I have to say that it is tough to eat healthy in New York. I will admit to some poor choices, but the menus do not give a lot of healthy options. Their fish dishes are covered in butter (which I asked for on the side). Lots of places don't even have light beer on the menu. (I did well on the not-drinking front. I did drink some, but very little compared to what I drank over graduation week.) If I move back there I am going to have to learn how to order in those restaurants. I ordered fajitas, which I eat without the tortilla shells. They gave me like 5 tiny little pieces of peppers and onions and a sea of beans covered in cheese. I did get a little bit of lettuce, tomato and onion, but not a lot. And they butchered the portobello mushrooms. Go figure.

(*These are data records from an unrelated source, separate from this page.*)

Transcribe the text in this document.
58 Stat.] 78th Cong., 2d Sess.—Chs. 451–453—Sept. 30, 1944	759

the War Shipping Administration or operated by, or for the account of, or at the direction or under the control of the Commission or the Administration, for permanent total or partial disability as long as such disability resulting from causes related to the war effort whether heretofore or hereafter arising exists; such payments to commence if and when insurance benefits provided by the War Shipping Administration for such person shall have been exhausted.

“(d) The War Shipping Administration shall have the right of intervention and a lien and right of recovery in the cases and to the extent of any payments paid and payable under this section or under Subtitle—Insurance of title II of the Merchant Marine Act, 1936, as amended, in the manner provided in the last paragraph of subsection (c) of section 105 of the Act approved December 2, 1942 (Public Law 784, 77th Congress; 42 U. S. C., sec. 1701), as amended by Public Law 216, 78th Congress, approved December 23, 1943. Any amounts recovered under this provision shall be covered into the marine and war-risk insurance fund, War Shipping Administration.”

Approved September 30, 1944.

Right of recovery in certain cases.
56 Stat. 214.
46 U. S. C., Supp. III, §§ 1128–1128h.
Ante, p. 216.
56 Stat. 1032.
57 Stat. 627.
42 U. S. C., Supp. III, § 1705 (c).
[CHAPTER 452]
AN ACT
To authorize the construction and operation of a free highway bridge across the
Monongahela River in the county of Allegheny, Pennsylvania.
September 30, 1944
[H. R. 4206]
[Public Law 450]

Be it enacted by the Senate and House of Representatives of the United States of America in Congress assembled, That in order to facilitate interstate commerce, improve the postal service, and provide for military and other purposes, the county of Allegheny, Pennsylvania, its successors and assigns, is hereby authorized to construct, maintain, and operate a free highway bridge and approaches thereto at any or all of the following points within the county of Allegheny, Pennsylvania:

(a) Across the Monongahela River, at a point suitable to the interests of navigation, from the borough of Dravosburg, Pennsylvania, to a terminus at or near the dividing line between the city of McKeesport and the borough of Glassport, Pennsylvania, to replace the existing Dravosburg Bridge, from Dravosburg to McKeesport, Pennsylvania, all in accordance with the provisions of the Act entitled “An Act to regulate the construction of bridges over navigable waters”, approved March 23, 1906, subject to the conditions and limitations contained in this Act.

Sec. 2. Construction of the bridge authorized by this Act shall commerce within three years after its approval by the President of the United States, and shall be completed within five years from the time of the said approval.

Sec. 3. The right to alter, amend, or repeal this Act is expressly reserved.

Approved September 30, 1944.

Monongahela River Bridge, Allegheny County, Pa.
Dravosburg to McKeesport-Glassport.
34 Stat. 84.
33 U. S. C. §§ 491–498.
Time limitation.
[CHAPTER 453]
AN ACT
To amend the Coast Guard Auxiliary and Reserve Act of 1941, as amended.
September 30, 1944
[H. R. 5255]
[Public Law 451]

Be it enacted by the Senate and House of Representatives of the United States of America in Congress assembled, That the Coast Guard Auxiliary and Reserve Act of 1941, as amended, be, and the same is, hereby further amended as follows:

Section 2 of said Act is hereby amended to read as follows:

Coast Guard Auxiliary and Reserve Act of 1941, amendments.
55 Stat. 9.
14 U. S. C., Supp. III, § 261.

On the friend front, everyone just treated me like they normally do. They mentioned my weight loss when they first saw me, but otherwise, they didn't ask any questions. It was nice to see that they won't be treating me any differently. What was different was going into BCBGMaxAzria and being able to try on their large size clothes and actually fitting into them! I mean, I have no intention of buying a $190 dress, but it was fun to try it on! Wearing a suit that I could actually button across my chest was really cool too. Now one of my non-scale goals is to be able to wear a regular bath towel "tied" around my chest in my apartment after I take a shower. I've been using beach towels for years and I'd love to be able to use just a regular towel. They look so tiny though. Dare to dream.